FAYETTEVILLE, N.C. (AP) — Government data reviewed by The Associated Press shows that the number of patients facing long waits at Veterans Affairs hospitals and clinics has not been dropping, despite reforms and a funding boost last summer.

Nearly 900,000 medical appointments completed at about 1,000 VA facilities from August to February failed to meet the health system's timeliness goal, which calls for patients to be seen within 30 days.

A closer look reveals deep geographic disparities.

Many of those delays are clustered in a handful of Southern states.

VA officials cite numerous efforts to ramp up capacity. They include building new health centers and adding 8,000 employees since April.

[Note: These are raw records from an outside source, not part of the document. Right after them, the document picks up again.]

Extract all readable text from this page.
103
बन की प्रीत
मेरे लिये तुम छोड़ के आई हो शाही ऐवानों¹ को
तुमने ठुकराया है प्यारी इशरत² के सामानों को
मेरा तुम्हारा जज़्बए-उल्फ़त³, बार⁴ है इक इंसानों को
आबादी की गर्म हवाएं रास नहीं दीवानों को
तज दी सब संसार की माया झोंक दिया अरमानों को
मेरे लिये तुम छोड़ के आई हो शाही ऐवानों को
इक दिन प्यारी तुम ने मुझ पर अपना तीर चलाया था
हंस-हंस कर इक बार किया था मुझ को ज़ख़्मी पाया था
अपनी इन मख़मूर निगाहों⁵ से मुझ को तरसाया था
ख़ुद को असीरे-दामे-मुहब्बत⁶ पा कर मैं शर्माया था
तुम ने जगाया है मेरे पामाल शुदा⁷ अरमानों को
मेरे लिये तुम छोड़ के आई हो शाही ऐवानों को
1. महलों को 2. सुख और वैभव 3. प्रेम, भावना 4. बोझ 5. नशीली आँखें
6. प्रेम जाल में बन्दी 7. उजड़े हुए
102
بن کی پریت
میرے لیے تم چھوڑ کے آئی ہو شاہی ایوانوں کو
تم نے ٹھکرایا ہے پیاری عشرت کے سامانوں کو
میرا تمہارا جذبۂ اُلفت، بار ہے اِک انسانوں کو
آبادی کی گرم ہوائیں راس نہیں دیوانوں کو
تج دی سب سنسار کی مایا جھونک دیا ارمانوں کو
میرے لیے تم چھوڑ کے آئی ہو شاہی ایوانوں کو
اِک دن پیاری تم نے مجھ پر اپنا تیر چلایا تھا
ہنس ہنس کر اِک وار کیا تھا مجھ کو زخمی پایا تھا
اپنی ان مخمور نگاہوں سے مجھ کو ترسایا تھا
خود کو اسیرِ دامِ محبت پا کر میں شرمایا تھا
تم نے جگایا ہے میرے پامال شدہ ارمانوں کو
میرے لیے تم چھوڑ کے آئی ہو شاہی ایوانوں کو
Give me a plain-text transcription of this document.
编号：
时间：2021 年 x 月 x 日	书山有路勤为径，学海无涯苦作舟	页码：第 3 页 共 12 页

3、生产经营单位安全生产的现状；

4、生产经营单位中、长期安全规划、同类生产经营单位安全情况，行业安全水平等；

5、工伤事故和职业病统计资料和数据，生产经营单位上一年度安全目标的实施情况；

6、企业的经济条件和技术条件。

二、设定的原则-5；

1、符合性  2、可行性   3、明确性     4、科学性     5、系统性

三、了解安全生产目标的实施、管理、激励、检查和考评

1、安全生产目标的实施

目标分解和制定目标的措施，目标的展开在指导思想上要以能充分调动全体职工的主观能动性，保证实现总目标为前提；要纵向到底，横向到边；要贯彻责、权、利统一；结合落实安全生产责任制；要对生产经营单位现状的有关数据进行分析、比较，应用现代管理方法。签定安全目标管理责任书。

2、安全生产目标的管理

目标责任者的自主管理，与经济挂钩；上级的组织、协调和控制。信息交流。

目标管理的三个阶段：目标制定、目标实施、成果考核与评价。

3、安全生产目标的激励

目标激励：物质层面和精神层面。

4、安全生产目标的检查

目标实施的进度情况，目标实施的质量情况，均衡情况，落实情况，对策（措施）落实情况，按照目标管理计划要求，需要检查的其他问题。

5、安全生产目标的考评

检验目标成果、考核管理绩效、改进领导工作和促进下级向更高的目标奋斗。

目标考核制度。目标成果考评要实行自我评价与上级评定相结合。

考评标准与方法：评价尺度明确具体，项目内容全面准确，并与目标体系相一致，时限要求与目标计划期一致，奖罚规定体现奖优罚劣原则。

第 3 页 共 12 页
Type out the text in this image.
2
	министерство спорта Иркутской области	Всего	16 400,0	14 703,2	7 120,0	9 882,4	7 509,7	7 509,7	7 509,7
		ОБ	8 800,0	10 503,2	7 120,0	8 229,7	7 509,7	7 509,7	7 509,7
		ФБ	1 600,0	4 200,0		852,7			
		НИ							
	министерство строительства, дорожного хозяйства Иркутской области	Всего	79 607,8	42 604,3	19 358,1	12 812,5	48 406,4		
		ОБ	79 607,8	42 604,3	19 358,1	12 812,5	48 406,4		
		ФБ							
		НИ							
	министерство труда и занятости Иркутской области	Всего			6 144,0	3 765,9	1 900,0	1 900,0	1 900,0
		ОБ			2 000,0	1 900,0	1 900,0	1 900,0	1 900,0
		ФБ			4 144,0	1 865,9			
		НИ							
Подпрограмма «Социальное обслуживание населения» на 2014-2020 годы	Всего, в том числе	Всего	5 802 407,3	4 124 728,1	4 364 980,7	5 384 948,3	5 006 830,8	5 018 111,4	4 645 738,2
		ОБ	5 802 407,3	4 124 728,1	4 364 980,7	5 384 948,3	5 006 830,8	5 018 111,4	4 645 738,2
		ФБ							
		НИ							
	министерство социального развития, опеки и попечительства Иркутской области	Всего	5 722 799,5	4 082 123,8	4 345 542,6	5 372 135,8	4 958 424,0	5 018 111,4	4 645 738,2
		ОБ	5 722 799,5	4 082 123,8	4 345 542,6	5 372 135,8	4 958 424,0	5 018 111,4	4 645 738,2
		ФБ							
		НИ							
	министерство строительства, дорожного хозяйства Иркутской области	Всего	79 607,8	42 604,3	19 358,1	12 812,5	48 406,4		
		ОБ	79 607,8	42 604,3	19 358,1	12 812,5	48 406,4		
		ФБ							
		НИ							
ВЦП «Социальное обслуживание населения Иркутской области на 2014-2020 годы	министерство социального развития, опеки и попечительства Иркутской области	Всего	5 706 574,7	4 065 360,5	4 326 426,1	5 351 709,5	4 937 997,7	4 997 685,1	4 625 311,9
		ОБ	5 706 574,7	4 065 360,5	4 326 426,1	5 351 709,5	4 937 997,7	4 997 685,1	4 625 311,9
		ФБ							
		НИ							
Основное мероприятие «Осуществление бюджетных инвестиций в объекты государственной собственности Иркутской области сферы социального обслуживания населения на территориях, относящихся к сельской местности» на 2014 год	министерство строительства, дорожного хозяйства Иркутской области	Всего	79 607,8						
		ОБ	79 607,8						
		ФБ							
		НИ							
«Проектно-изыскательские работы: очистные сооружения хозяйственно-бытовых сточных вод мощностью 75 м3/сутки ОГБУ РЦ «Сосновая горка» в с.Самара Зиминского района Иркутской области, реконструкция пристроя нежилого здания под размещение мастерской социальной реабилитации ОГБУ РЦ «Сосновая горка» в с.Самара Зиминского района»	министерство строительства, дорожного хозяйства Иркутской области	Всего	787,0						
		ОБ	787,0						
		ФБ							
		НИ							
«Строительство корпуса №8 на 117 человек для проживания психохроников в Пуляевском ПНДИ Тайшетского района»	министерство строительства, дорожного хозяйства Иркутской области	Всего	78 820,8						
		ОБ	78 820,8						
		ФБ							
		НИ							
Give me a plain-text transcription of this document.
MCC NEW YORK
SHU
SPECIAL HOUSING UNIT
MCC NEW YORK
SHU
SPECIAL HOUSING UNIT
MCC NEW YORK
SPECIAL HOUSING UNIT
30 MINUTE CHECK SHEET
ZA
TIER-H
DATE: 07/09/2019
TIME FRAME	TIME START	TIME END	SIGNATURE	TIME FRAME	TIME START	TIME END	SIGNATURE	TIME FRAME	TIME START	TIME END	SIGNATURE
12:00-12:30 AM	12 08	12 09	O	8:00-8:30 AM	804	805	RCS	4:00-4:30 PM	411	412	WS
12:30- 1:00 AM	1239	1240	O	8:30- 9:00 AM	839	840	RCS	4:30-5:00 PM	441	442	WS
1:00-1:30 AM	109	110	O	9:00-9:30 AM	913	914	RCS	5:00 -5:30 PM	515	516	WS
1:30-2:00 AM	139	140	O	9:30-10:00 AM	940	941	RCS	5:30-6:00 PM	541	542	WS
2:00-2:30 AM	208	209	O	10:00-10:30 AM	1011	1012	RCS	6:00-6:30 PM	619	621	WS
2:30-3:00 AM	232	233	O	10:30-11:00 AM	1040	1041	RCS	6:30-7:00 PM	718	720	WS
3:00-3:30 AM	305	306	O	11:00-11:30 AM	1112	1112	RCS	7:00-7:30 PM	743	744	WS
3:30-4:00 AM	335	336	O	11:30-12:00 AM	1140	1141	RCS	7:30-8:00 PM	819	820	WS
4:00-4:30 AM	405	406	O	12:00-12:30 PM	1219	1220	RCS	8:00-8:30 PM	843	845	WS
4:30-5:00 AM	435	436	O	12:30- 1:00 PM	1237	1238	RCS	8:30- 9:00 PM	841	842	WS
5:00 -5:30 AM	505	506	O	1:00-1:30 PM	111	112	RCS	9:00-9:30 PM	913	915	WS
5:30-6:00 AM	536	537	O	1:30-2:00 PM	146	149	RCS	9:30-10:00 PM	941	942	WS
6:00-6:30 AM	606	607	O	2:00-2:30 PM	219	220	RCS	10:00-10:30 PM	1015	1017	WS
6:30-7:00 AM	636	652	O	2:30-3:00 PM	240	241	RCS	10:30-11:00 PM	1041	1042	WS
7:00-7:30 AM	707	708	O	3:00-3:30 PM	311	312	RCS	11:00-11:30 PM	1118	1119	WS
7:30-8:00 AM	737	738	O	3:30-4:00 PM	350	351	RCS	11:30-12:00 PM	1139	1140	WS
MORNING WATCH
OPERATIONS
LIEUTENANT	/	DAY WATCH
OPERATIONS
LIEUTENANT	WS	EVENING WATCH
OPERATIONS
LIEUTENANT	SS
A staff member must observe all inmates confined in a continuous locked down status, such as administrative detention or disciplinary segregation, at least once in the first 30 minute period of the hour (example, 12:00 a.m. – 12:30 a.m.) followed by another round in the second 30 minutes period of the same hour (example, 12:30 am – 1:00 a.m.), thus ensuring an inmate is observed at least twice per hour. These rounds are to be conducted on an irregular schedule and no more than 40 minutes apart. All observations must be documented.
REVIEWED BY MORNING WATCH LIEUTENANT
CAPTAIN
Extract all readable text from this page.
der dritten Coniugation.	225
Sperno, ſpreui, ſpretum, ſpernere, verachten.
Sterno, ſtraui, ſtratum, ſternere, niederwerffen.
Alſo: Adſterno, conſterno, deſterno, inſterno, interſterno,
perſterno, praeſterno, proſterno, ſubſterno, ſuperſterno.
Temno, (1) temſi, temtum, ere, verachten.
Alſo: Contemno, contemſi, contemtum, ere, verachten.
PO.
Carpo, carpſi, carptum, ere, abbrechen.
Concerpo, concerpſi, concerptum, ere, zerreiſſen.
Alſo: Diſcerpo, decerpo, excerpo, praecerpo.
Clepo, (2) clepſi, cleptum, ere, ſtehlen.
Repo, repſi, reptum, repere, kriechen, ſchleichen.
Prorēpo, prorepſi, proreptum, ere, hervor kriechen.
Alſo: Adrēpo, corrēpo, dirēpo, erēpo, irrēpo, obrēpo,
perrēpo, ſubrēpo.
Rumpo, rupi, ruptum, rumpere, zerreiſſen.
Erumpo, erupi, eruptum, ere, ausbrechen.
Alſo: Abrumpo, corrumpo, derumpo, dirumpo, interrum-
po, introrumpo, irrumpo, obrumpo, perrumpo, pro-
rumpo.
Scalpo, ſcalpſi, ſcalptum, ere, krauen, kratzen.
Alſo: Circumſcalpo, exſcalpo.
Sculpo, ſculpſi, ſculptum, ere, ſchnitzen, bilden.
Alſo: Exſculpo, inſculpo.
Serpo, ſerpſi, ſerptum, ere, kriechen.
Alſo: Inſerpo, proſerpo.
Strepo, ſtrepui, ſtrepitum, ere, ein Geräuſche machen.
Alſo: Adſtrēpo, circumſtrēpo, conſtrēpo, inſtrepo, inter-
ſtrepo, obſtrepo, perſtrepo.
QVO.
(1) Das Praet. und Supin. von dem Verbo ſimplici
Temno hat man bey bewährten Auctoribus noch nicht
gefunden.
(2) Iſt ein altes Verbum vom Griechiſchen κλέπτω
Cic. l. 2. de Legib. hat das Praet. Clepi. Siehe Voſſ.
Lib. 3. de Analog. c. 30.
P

Deputy VA Secretary Sloan Gibson acknowledged that the agency has been slow to adjust in places where there is rising demand

Minnesota's VA clinics and hospitals are faring slightly better in delivering timely care to veterans than the national average.

The AP analysis found that about 2 percent of appointments at the state's clinics and hospitals take longer than 30 days to complete. That beats the national average by nearly 1 percentage point.

But several of the state's facilities have struggled to meet the 30-day national standard that stems from legislation passed in August meant to tackle growing delays.

Nearly 4 percent of appointments at a clinic in Maplewood stretched beyond that window and more than 3 percent of appointments in Ramsey were delayed beyond 30 days.

Minneapolis VA Director Patrick Kelly says he's aware of trouble at both clinics. He says new federal money to hire additional physicians should help.